© Eterna

McLaren: Stella alerte sur la fiabilité 2026

McLaren a vu son élan cassé par ses abandons au Canada et à Monaco, au point qu’Andrea Stella estime que la fiabilité de la voiture « n’est pas encore là où elle devrait être » et que le statut d’équipe cliente place désormais l’écurie « en retrait » sous les règles 2026.

Le contraste est marqué après Miami, où McLaren avait signé un double podium dans la foulée de sa première grosse évolution de l’année. Depuis, Lando Norris a abandonné au Canada à cause d’un problème de boîte de vitesses, puis l’équipe a subi un nouveau abandon à Monaco à la suite d’un souci lié au groupe propulseur.

Interrogé à Monaco, le patron de McLaren a reconnu que l’équipe « n’a pas été assez fiable ». Il a surtout expliqué que cette séquence révélait quelque chose de plus profond dans le contexte du nouveau cycle réglementaire. « Nous n’avions jamais eu auparavant le sentiment qu’être une équipe cliente nous mettait en retrait », a déclaré Andrea Stella, directeur de McLaren, à des médias dont Motorsport.com, Autosport et RacingNews365.

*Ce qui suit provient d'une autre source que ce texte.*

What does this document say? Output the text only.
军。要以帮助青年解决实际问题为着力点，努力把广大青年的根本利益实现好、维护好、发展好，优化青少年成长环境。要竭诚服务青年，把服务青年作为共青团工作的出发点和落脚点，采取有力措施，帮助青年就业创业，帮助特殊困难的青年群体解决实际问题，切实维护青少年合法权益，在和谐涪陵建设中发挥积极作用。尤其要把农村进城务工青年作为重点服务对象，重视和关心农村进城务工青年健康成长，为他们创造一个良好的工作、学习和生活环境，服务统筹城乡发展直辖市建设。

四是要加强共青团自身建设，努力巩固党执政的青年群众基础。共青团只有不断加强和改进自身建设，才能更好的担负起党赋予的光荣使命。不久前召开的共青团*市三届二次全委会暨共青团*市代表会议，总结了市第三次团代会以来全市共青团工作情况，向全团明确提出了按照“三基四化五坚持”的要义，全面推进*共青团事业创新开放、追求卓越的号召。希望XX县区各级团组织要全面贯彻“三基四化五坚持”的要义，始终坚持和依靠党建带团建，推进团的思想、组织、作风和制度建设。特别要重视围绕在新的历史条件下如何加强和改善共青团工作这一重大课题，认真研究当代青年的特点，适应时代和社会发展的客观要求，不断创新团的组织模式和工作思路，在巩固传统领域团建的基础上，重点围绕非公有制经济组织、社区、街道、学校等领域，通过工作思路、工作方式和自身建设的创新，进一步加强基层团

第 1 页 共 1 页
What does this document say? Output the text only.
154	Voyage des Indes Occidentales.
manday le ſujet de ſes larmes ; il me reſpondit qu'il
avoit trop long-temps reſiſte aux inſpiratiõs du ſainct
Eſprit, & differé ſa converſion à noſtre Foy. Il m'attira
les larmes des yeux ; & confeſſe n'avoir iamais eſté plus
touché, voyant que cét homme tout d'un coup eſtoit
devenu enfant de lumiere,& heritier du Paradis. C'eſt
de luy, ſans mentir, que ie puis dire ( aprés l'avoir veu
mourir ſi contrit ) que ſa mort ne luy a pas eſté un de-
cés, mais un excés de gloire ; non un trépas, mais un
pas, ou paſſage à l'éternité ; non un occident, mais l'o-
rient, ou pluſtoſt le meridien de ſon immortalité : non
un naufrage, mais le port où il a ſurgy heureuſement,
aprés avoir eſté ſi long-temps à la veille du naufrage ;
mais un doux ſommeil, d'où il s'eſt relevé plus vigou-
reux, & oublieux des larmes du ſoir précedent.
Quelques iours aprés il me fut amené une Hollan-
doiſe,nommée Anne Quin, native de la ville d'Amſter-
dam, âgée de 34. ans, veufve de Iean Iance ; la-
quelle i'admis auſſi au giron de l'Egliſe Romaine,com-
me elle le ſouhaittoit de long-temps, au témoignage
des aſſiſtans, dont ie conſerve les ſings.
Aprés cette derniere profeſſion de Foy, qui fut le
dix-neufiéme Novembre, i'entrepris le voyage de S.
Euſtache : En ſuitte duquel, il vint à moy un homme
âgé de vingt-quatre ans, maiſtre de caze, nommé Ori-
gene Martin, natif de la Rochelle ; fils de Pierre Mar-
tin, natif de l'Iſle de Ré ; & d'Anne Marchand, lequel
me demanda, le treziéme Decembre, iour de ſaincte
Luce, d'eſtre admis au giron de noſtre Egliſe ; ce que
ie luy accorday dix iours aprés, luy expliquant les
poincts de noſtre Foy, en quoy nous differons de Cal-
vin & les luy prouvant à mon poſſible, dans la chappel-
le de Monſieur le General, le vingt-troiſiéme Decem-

Stella a précisé que le problème ne venait pas d’une priorité moindre accordée par Mercedes HPP. Selon lui, le handicap tient plutôt au fonctionnement même d’une équipe cliente, qui a moins d’occasions d’intégrer ses travaux au même rythme qu’un constructeur officiel lorsqu’il faut résoudre des problèmes de fiabilité ou exploiter le groupe propulseur sur le plan de la performance. Il a aussi souligné qu’une équipe d’usine peut mieux combiner le travail sur le châssis et les longs roulages du moteur, un avantage qui reprend du poids avec un règlement 2026 profondément renouvelé.

Le patron de McLaren s’est gardé d’attribuer tous les problèmes à une seule zone de la voiture. Il a rappelé que les abandons avaient eu des causes différentes et a cité « le problème de boîte de vitesses sur la voiture de Lando au Canada » comme un souci « purement du côté McLaren ». Pour lui, c’est justement cette accumulation de défaillances d’origines diverses qui montre que la fiabilité reste en deçà du niveau nécessaire.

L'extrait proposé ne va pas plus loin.